Jeannine Kantara und Oliver George Seifert nervt vor allem, dass sie ständig erklären müssen, warum sie Deutsche sind. Ein Gespräch über Stolz, Deutschtum und andere Probleme und Forderungen der „Initiative Schwarze Deutsche“

von DENIS STUTE

taz: Frau Kantara, Herr Seifert, sind Sie stolz, Deutsche zu sein?

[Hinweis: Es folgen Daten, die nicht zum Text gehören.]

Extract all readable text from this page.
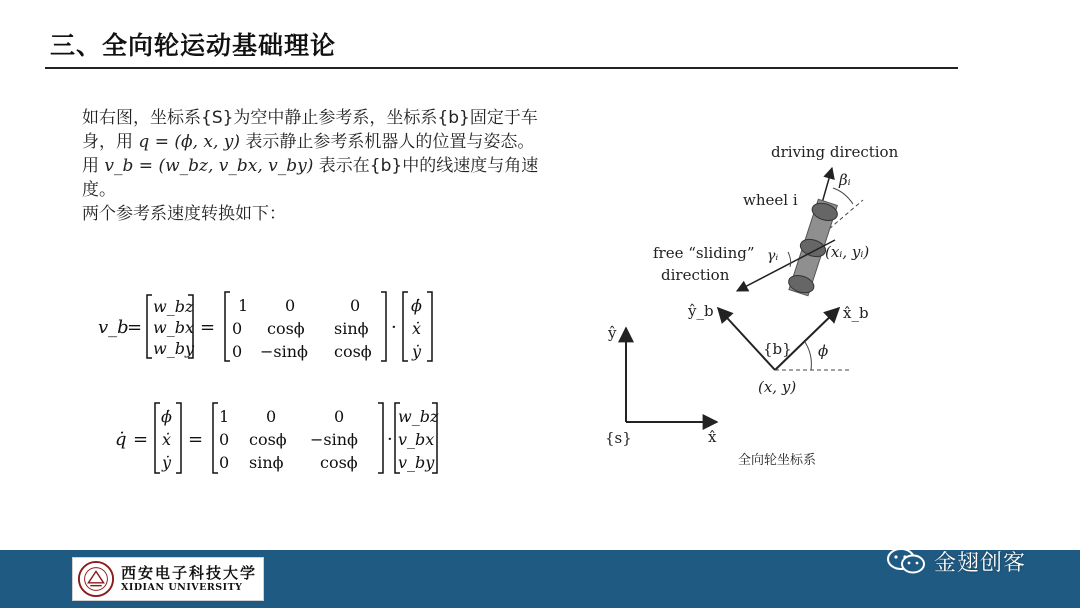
三、全向轮运动基础理论

如右图，坐标系{S}为空中静止参考系，坐标系{b}固定于车身，用 q = (ϕ, x, y) 表示静止参考系机器人的位置与姿态。

用 v_b = (w_bz, v_bx, v_by) 表示在{b}中的线速度与角速度。

两个参考系速度转换如下：

v_b
=
w_bz
w_bx
w_by
=
1 0	0
0 cosϕ sinϕ
0 −sinϕ cosϕ
·
ϕ̇
ẋ
ẏ
q̇ =
ϕ̇
ẋ
ẏ
=
1 0	0
0 cosϕ −sinϕ
0 sinϕ cosϕ
·
w_bz
v_bx
v_by
driving direction
βᵢ
wheel i
free “sliding”
direction
γᵢ	(xᵢ, yᵢ)
ŷ_b	x̂_b
{b} ϕ
(x, y)
ŷ
x̂
{s}
全向轮坐标系
西安电子科技大学
XIDIAN UNIVERSITY
金翅创客
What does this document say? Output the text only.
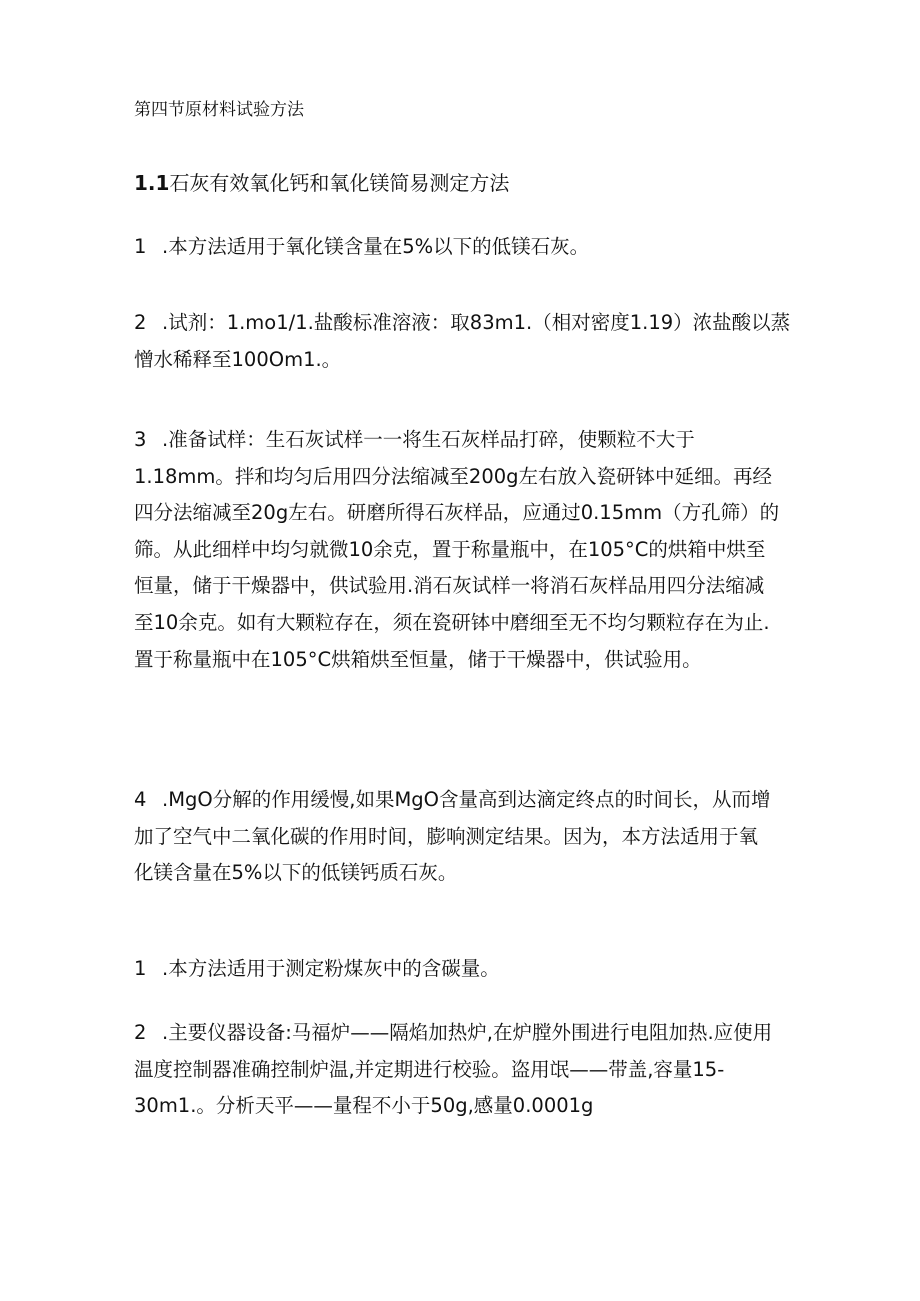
第四节原材料试验方法
1.1石灰有效氧化钙和氧化镁简易测定方法
1 .本方法适用于氧化镁含量在5%以下的低镁石灰。
2 .试剂：1.mo1/1.盐酸标准溶液：取83m1.（相对密度1.19）浓盐酸以蒸
憎水稀释至100Om1.。
3 .准备试样：生石灰试样一一将生石灰样品打碎，使颗粒不大于
1.18mm。拌和均匀后用四分法缩减至200g左右放入瓷研钵中延细。再经
四分法缩减至20g左右。研磨所得石灰样品，应通过0.15mm（方孔筛）的
筛。从此细样中均匀就微10余克，置于称量瓶中，在105°C的烘箱中烘至
恒量，储于干燥器中，供试验用.消石灰试样一将消石灰样品用四分法缩减
至10余克。如有大颗粒存在，须在瓷研钵中磨细至无不均匀颗粒存在为止.
置于称量瓶中在105°C烘箱烘至恒量，储于干燥器中，供试验用。
4 .MgO分解的作用缓慢,如果MgO含量高到达滴定终点的时间长，从而增
加了空气中二氧化碳的作用时间，膨响测定结果。因为，本方法适用于氧
化镁含量在5%以下的低镁钙质石灰。
1 .本方法适用于测定粉煤灰中的含碳量。
2 .主要仪器设备:马福炉——隔焰加热炉,在炉膛外围进行电阻加热.应使用
温度控制器准确控制炉温,并定期进行校验。盗用氓——带盖,容量15-
30m1.。分析天平——量程不小于50g,感量0.0001g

Jeannine Kantara: Natürlich, das kommt uns aus allen Poren. Aber im Ernst: Die Debatte ist so albern wie erschreckend, verweist sie doch auf die unaufgearbeiteten Identitätsprobleme der deutschen Bevölkerung. Ich beobachte mit Grauen, wie das als Wahlkampfthema funktioniert.

Tut es das?

Jeannine Kantara: Auch wenn es bei den vergangenen Landtagswahlen nicht funktioniert hat, lassen sich damit viele Leute kriegen. Stolz zu sein passt nicht wirklich zur deutschen Geschichte und Identität. Wenn es aber heißt: „Wir können das wieder von uns sagen“, springen viele darauf an. Aber ich will mich gar nicht auf diese Stolz-Debatte einlassen, um nicht zu diesem Blödsinn beizutragen. Wir haben andere Prioritäten.

Der Name ISD deutschtümelt ein bisschen. Warum „Initiative Schwarze Deutsche“?

Oliver George Seifert: Das liegt doch auf der Hand. Es gibt in Deutschland schon seit langer Zeit schwarze Menschen. Um die Vereinzelung aufzuheben, wurde die ISD gegründet. Man hat uns nie richtig deutsch sein lassen, obwohl wir Deutsche sind.

Jeannine Kantara: Die Selbstverständlichkeit, mit der heute der Begriff „schwarze Deutsche“ oder „Afrodeutsche“ verwendet wird, ist auch der ISD zu verdanken. Bei der Gründung 1986 war die Stimmung in Berlin noch anders. Wir bekamen bis dahin Bezeichnungen von anderen, die ich nicht in den Mund nehmen möchte. In Anlehnung an Afroamerikaner sind wir auf „schwarze Deutsche“ gekommen.

Heißt ISD nicht auch: „Werft uns nicht mit Einwanderern in einen Topf“?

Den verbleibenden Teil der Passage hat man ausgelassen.